You can find some this within the pages of this blog; here, here, and here, for instance.
CAIR has also made inroads with the ACLU not only have the ACLU defended a number of Palestinian terrorists, they have had a CAIR member at-large board member of the Florida branch. Dr. Ahmed won a Civil Liberties award in 2002 from the South-Central Pennsylvania chapter of the ACLU. But
At a CAIR-sponsored event at the National Press Club in Washington, D.C. on February 16, titled “Religious and Political Perspectives on the Cartoon Controversy,” (just a week and a half after the ACLU and Ahmed formally cemented their relationship), Ahmed called for the government of the United States, and those around the world, to adopt “blasphemy” laws as a manner to ensure that the cartoons, originally published by a Danish newspaper, could never be published again. At the event, Ahmed stated:
“I think the next steps would be to broaden the scope of anti-hate laws and even contemplate about passing blasphemy laws, because blasphemy with such sacred icons, like the Prophet Muhammad, like the Koran, or the cross, or other religious symbols … So governments, legislatures, international bodies … must contemplate about what are the ways in which an anti-blasphemy law can be passed that can protect the right to exercise freedom of religion.”
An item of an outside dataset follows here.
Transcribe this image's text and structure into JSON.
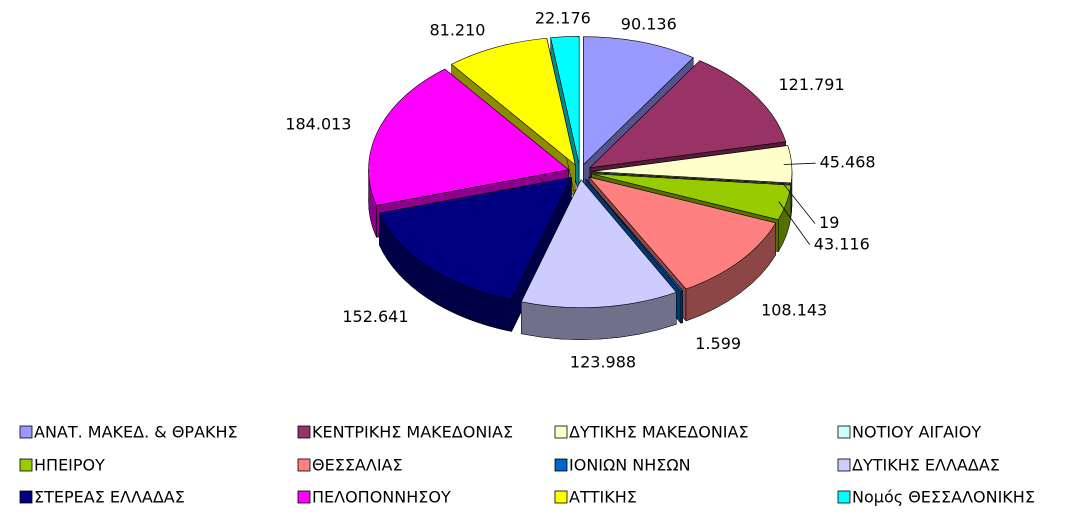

I myself fail to see how "blasphemy laws" enhance Civil Liberties especially when they are so biased for a single religion.
One can only hope that the recent declaration by the Justice Department reduces the influence of CAIR to, oh, about zero. At the very least one would hope that we stop inviting them into our schools and we stop using them to conduct "sensitivity training" to our law enforcement officers.